Pourtant, la popularité de Zeki Müren est telle qu'il est reconnu et respecté à tous les niveaux ; les critiques sur sa conduite, sa « manière d'être », que Milliyet rapporte très discrètement, n'y font rien. La reconnaissance officielle semble ininterrompue ; après les encouragements du président Sunay, il est reçu en février 1978, avec d'autres artistes, par le président Fahri Korutürk (un général!) ; il y va en mules de fil d'or. Il y a quelques ronchonnements, sans plus. En 1985, lors du décès de sa mère, le chef du gouvernement Turgut Özal lui adresse personnellement ses condoléances. Et, on l'a vu, le président Demirel en septembre 1996 envoie une gerbe en hommage à « son ami ».

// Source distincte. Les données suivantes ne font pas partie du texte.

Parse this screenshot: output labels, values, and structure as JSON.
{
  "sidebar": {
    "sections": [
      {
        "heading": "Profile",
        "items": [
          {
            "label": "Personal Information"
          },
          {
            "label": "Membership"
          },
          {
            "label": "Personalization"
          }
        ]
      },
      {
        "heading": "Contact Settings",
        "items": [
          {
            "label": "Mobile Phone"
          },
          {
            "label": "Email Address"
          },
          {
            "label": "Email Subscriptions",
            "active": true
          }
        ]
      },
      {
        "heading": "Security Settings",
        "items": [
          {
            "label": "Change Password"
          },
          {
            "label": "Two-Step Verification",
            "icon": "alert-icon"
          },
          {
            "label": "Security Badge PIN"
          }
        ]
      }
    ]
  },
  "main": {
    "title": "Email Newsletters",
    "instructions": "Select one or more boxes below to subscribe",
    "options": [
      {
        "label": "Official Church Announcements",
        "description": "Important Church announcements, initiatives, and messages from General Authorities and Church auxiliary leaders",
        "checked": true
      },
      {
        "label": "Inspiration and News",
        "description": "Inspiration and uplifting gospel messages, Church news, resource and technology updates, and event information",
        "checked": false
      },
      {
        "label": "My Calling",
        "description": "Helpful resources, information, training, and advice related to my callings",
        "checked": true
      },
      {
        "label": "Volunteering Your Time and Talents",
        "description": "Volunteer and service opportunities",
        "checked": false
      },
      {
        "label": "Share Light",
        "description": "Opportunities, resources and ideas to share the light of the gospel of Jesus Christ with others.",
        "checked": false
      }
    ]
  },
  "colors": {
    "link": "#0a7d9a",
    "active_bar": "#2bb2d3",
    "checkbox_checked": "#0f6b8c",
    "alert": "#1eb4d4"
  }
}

Les affaires politiques semblent glisser sur Zeki Müren. En suivant sa carrière dans Milliyet, on ne perçoit que très faiblement les échos des événements qui ont secoué le pays de 1950 à 1996. Zeki Müren semble une part importante du cœur stable et permanent de la société turque, qui traverse les décennies. Il est aussi stable que la répression des mouvements kurdes et, comme l'avance Martin Stokes, il sert peut-être justement à masquer, à faire oublier cette part noire de la vie turque.

Le seul élément politique de sa carrière est la coïncidence entre ses débuts et la période de réaction anti-kémaliste de la gouvernance Menderes, au cours des années 1950. Il a peut-être une sympathie pour le régime car, en mai 1961, il est victime de dénonciations pour des propos qu'il aurait tenus contre la « révolution » (le coup d'Etat militaire de 1960, qui a violemment renversé Menderes). Par la suite, rien n'affleure concernant la politique. Les coups d'Etat de 1971 et de 1980 semblent glisser sur lui.

Il a compris que pour effectuer ce parcours rectiligne, pratiquement non censuré, tout en affichant des tenues « choquantes » et une « manière d'être » qui pouvait « bouleverser la société », il lui fallait céder à un syndrome d'acceptation et s'acheter une conduite : à cette condition, il conquerrait durablement son honorabilité. Pour que son orientation sexuelle soit admise, sans même faire débat, il fallait d'une part qu'il louvoie en laissant diffuser des rumeurs de flirts hétérosexuels, de mariage – tout en bloquant avec succès toute information concernant des relations avec des hommes.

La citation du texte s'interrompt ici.